20.   Le Gerechtshof te ’s-Gravenhage estime que le signe EUROPOLIS consiste exclusivement en des indications pouvant servir dans le commerce pour désigner des caractéristiques des services et qu’il est dépourvu de tout caractère distinctif intrinsèque.

21.   En ce qui concerne la consécration par l’usage, le Gerechtshof te ’s‑Gravenhage observe que les parties divergent quant aux conditions dans lesquelles un signe peut acquérir un caractère distinctif par l’usage. Le Bureau Benelux des marques soutient qu’il faut que, du fait de son usage, le signe soit perçu par le public entrant en considération comme une marque dans l’ensemble du territoire Benelux, c’est-à-dire dans chacun des trois pays. Bovemij expose qu’il suffit, pourvu que les autres conditions soient remplies, qu’un signe soit perçu par le public entrant en considération comme une marque dans une partie considérable du territoire Benelux, en l’espèce, les Pays-Bas uniquement.

22.   Le Gerechtshof te ’s-Gravenhage a dès lors décidé de surseoir à statuer et de poser à la Cour les questions préjudicielles suivantes (7):

«1)      Faut-il interpréter l’article 3, paragraphe 3, de la directive [sur les marques] en ce sens que l’acquisition d’un caractère distinctif (en l’espèce par une marque Benelux) par l’usage, visée dans ce paragraphe, requiert que le signe soit perçu, avant la date du dépôt, par le public entrant en considération comme une marque dans l’ensemble du territoire Benelux, et donc en Belgique, au Luxembourg et aux Pays-Bas?

Au cas où la deuxième question appelle une réponse négative:

2)      La condition posée par l’article 3, paragraphe 3, de la directive [sur les marques] pour l’enregistrement visé dans ce paragraphe est-elle remplie si, du fait de son usage, le signe est perçu par le public entrant en considération comme une marque dans une partie considérable du territoire Benelux et cette partie considérable peut-elle se limiter par exemple aux Pays-Bas?

3)      a)     Pour apprécier le caractère distinctif né de l’usage, tel que visé à l’article 3, paragraphe 3, de la directive [sur les marques], d’un signe – consistant en un ou plusieurs mots d’une langue officielle du territoire d’un État membre (ou, comme en l’espèce, du territoire Benelux) – faut-il tenir compte des zones linguistiques existant dans ce territoire?

b)      Pour l’enregistrer comme marque, au cas où les autres conditions d’enregistrement sont remplies, suffit-il d’exiger que le signe soit perçu par le public entrant en considération comme une marque dans une partie considérable de la zone linguistique de l’État membre (ou, comme en l’espèce, du territoire Benelux) dans laquelle cette langue est officiellement parlée?»

23.   Des observations écrites ont été déposées par Bovemij, le Bureau Benelux des marques, le Royaume des Pays-Bas et la Commission des Communautés européennes.
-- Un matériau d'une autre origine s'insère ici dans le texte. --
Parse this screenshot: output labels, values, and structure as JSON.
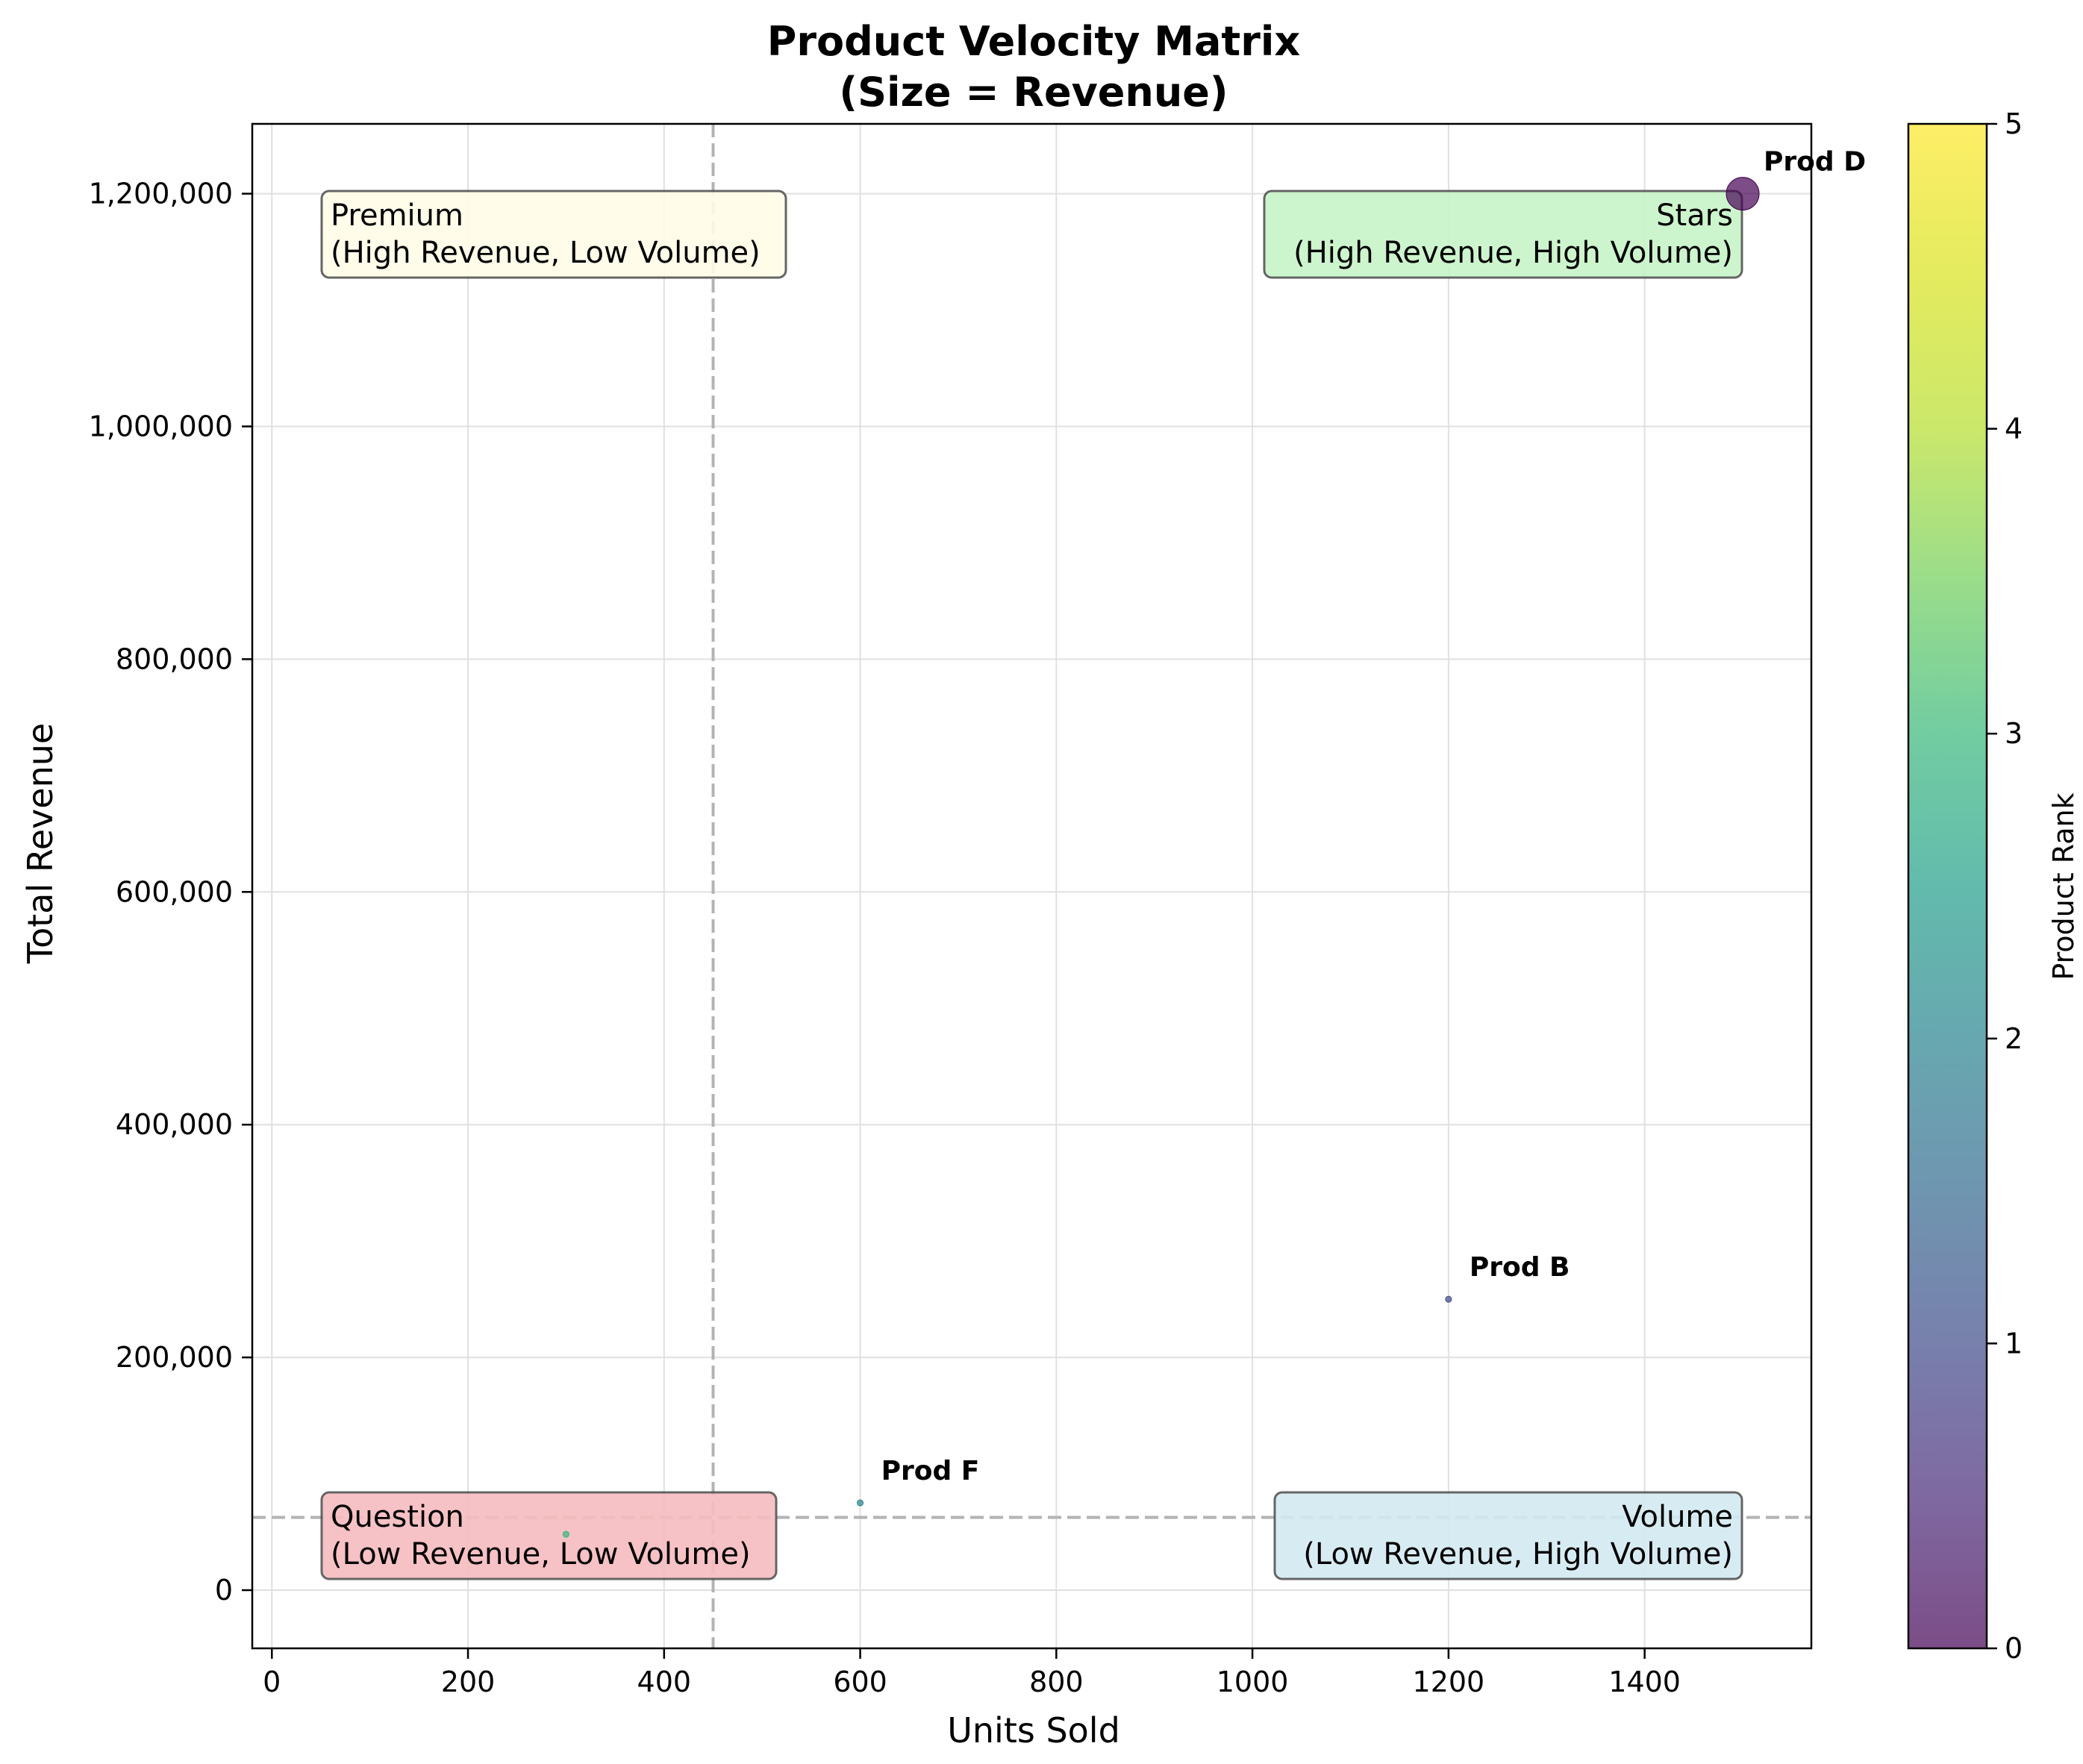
{
  "chart_data": {
    "type": "scatter",
    "title": "Product Velocity Matrix",
    "subtitle": "(Size = Revenue)",
    "xlabel": "Units Sold",
    "ylabel": "Total Revenue",
    "xlim": [
      -20,
      1570
    ],
    "ylim": [
      -50000,
      1260000
    ],
    "xticks": [
      0,
      200,
      400,
      600,
      800,
      1000,
      1200,
      1400
    ],
    "xtick_labels": [
      "0",
      "200",
      "400",
      "600",
      "800",
      "1000",
      "1200",
      "1400"
    ],
    "yticks": [
      0,
      200000,
      400000,
      600000,
      800000,
      1000000,
      1200000
    ],
    "ytick_labels": [
      "0",
      "200,000",
      "400,000",
      "600,000",
      "800,000",
      "1,000,000",
      "1,200,000"
    ],
    "grid": true,
    "reference_lines": {
      "x": 450,
      "y": 62500,
      "style": "dashed",
      "color": "#b3b3b3"
    },
    "colormap": "viridis",
    "colorbar": {
      "label": "Product Rank",
      "range": [
        0,
        5
      ],
      "ticks": [
        0,
        1,
        2,
        3,
        4,
        5
      ],
      "tick_labels": [
        "0",
        "1",
        "2",
        "3",
        "4",
        "5"
      ]
    },
    "points": [
      {
        "label": "Prod D",
        "x": 1500,
        "y": 1200000,
        "rank": 0,
        "size_value": 1200000,
        "labeled": true
      },
      {
        "label": "Prod B",
        "x": 1200,
        "y": 250000,
        "rank": 1,
        "size_value": 250000,
        "labeled": true
      },
      {
        "label": "Prod F",
        "x": 600,
        "y": 75000,
        "rank": 2,
        "size_value": 75000,
        "labeled": true
      },
      {
        "label": "",
        "x": 300,
        "y": 48000,
        "rank": 3,
        "size_value": 48000,
        "labeled": false
      }
    ],
    "quadrants": [
      {
        "key": "premium",
        "line1": "Premium",
        "line2": "(High Revenue, Low Volume)",
        "color": "#fffde7",
        "align": "left"
      },
      {
        "key": "stars",
        "line1": "Stars",
        "line2": "(High Revenue, High Volume)",
        "color": "#c8f5c8",
        "align": "right"
      },
      {
        "key": "question",
        "line1": "Question",
        "line2": "(Low Revenue, Low Volume)",
        "color": "#f7bcbf",
        "align": "left"
      },
      {
        "key": "volume",
        "line1": "Volume",
        "line2": "(Low Revenue, High Volume)",
        "color": "#d3eaf1",
        "align": "right"
      }
    ]
  }
}
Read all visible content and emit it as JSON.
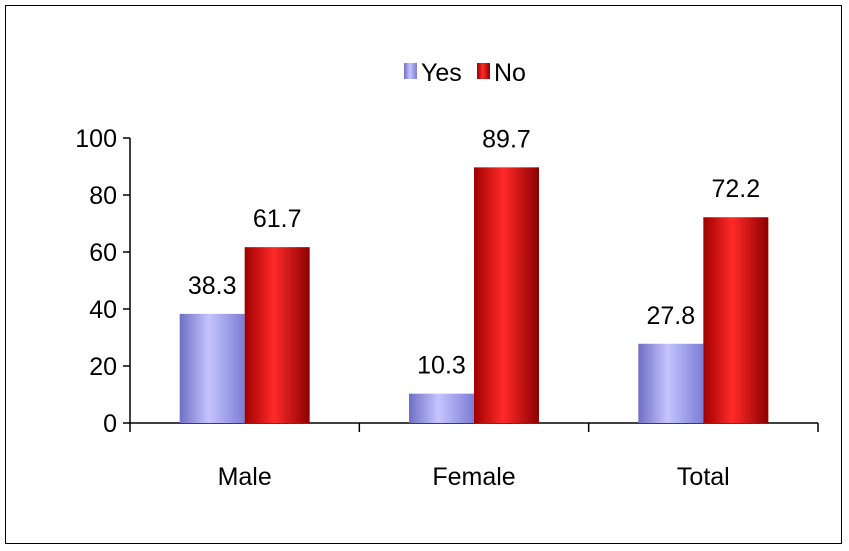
{
  "chart_data": {
    "type": "bar",
    "title": "",
    "xlabel": "",
    "ylabel": "",
    "categories": [
      "Male",
      "Female",
      "Total"
    ],
    "series": [
      {
        "name": "Yes",
        "values": [
          38.3,
          10.3,
          27.8
        ]
      },
      {
        "name": "No",
        "values": [
          61.7,
          89.7,
          72.2
        ]
      }
    ],
    "ylim": [
      0,
      100
    ],
    "yticks": [
      0,
      20,
      40,
      60,
      80,
      100
    ],
    "grid": false,
    "legend_position": "top-center",
    "colors": {
      "Yes": "#9999ee",
      "No": "#dd0000"
    }
  }
}
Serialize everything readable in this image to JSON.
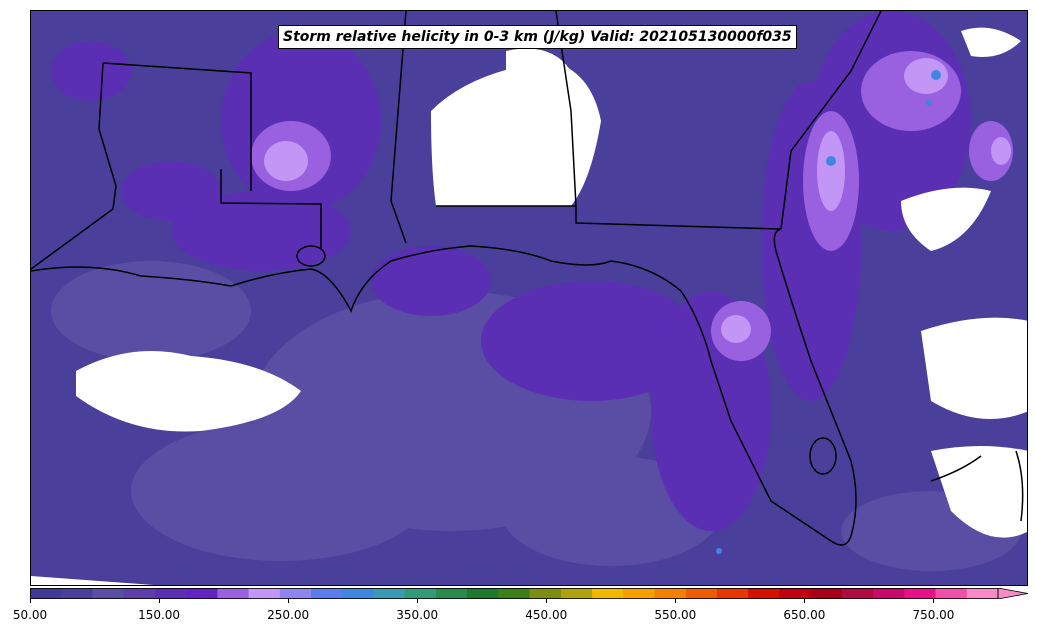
{
  "title": "Storm relative helicity in 0-3 km (J/kg) Valid: 202105130000f035",
  "colorbar": {
    "min": 50,
    "max": 800,
    "extend": "max",
    "ticks": [
      "50.00",
      "150.00",
      "250.00",
      "350.00",
      "450.00",
      "550.00",
      "650.00",
      "750.00"
    ],
    "tick_values": [
      50,
      150,
      250,
      350,
      450,
      550,
      650,
      750
    ],
    "colors": [
      "#3f3a96",
      "#4a3f9a",
      "#5a4ea4",
      "#5c3ea8",
      "#5a2fb4",
      "#6123c2",
      "#9960e0",
      "#c396f6",
      "#8d86ee",
      "#5b7cf0",
      "#3f86e0",
      "#3a9ab2",
      "#339a78",
      "#2a8a4a",
      "#1f7a2e",
      "#3d7f18",
      "#7d8c12",
      "#b0a20a",
      "#f0b800",
      "#f6a000",
      "#f48000",
      "#ee5c00",
      "#e43800",
      "#d41000",
      "#c00010",
      "#a80018",
      "#b00a40",
      "#c8086a",
      "#e8108a",
      "#f050a8",
      "#f68ac8"
    ]
  },
  "field_colors": {
    "background": "#4a3f9a",
    "low": "#5a4ea4",
    "mid": "#5a2fb4",
    "high": "#9960e0",
    "peak": "#c396f6",
    "extreme": "#3f86e0",
    "missing": "#ffffff",
    "coast": "#000000"
  },
  "icons": [
    "storm-relative-helicity-map"
  ]
}
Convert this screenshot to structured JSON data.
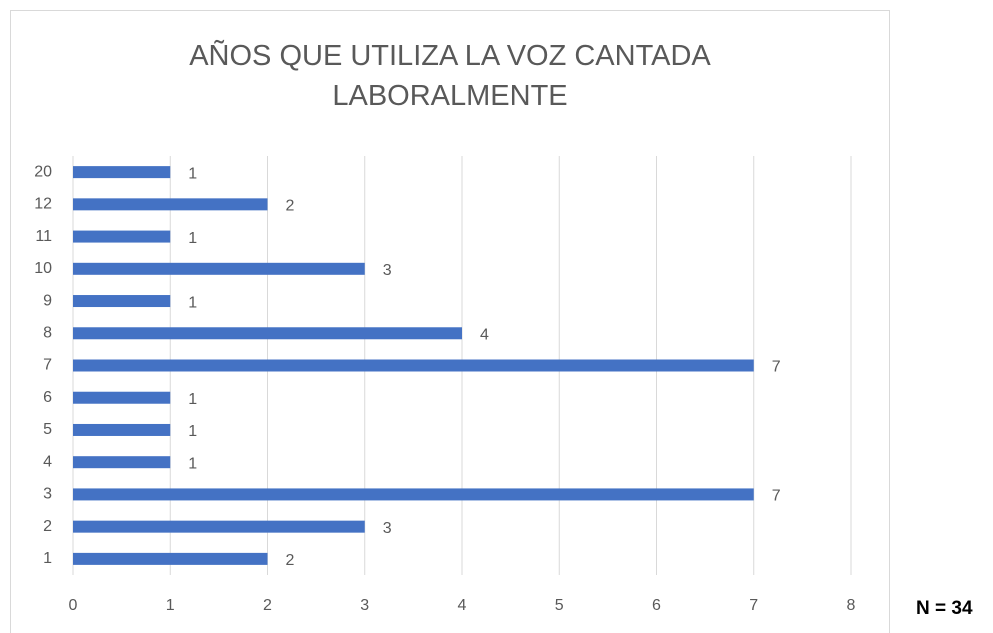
{
  "chart_data": {
    "type": "bar",
    "orientation": "horizontal",
    "title": "AÑOS QUE UTILIZA LA VOZ CANTADA LABORALMENTE",
    "annotation": "N = 34",
    "categories": [
      "1",
      "2",
      "3",
      "4",
      "5",
      "6",
      "7",
      "8",
      "9",
      "10",
      "11",
      "12",
      "20"
    ],
    "values": [
      2,
      3,
      7,
      1,
      1,
      1,
      7,
      4,
      1,
      3,
      1,
      2,
      1
    ],
    "color": "#4472c4",
    "xlim": [
      0,
      8
    ],
    "xticks": [
      0,
      1,
      2,
      3,
      4,
      5,
      6,
      7,
      8
    ],
    "grid": true
  }
}
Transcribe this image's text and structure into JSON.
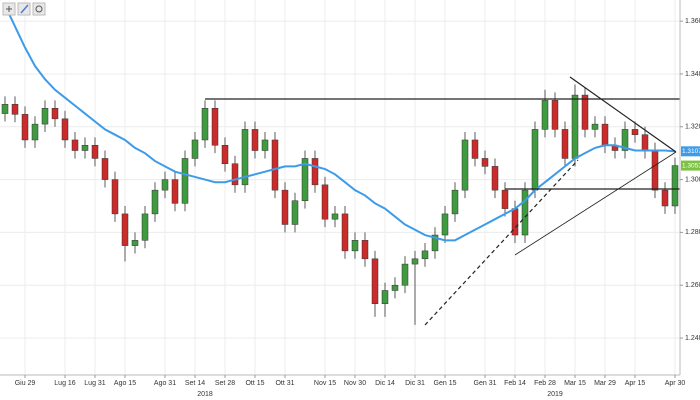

Les parties et la Commission étaient représentées à l’audience. Le Royaume-Uni de Grande-Bretagne et d’Irlande du Nord s’est contenté de présenter des observations orales.

 Appréciation

24.   Les questions posées sont de deux ordres. Premièrement, la juridiction de renvoi souhaite savoir si l’examen de la consécration d’un signe par l’usage au sens de l’article 3, paragraphe 3, de la directive sur les marques devrait prendre en compte la perception du public entrant en considération sur le territoire Benelux (première question) ou seulement sur une partie considérable du territoire Benelux (deuxième question). Ces questions portent sur les marques en général. Deuxièmement, la juridiction de renvoi a fait état de deux préoccupations propres aux marques verbales (8). Les questions qui en découlent s’interrogent sur l’incidence de communautés linguistiques sur l’examen du caractère distinctif acquis par l’usage au regard de l’article 3, paragraphe 3, de la directive sur les marques. Compte tenu de l’objet du litige dont est saisi la juridiction de renvoi, je considère qu’il est souhaitable de répondre à toutes les questions posées au regard des marques verbales.

 Observations liminaires

25.   Il est utile de commencer par l’examen de trois questions. Premièrement, quel est le statut des marques verbales dans l’économie de la directive sur les marques et quel accueil ont-elles reçu devant la Cour? Deuxièmement, sur quelle base la Cour a-t-elle déterminé si une marque (et plus particulièrement une marque verbale) est «dépourvue de tout caractère distinctif» [article 3, paragraphe 1, sous b), de la directive sur les marques] et/ou est descriptive [article 3, paragraphe 1, sous c), de ladite directive]? Troisièmement, comment la Cour a‑t‑elle considéré l’examen du «caractère distinctif acquis par l’usage» aux fins de l’article 3, paragraphe 3, de la directive sur les marques? Les questions spécifiques posées pourront alors être analysées relativement succinctement au vu de ces éléments.

 Marques verbales

26.   L’article 3, paragraphe 1, sous b), de la directive sur les marques interdit d’enregistrer «les marques qui sont dépourvues de caractère distinctif».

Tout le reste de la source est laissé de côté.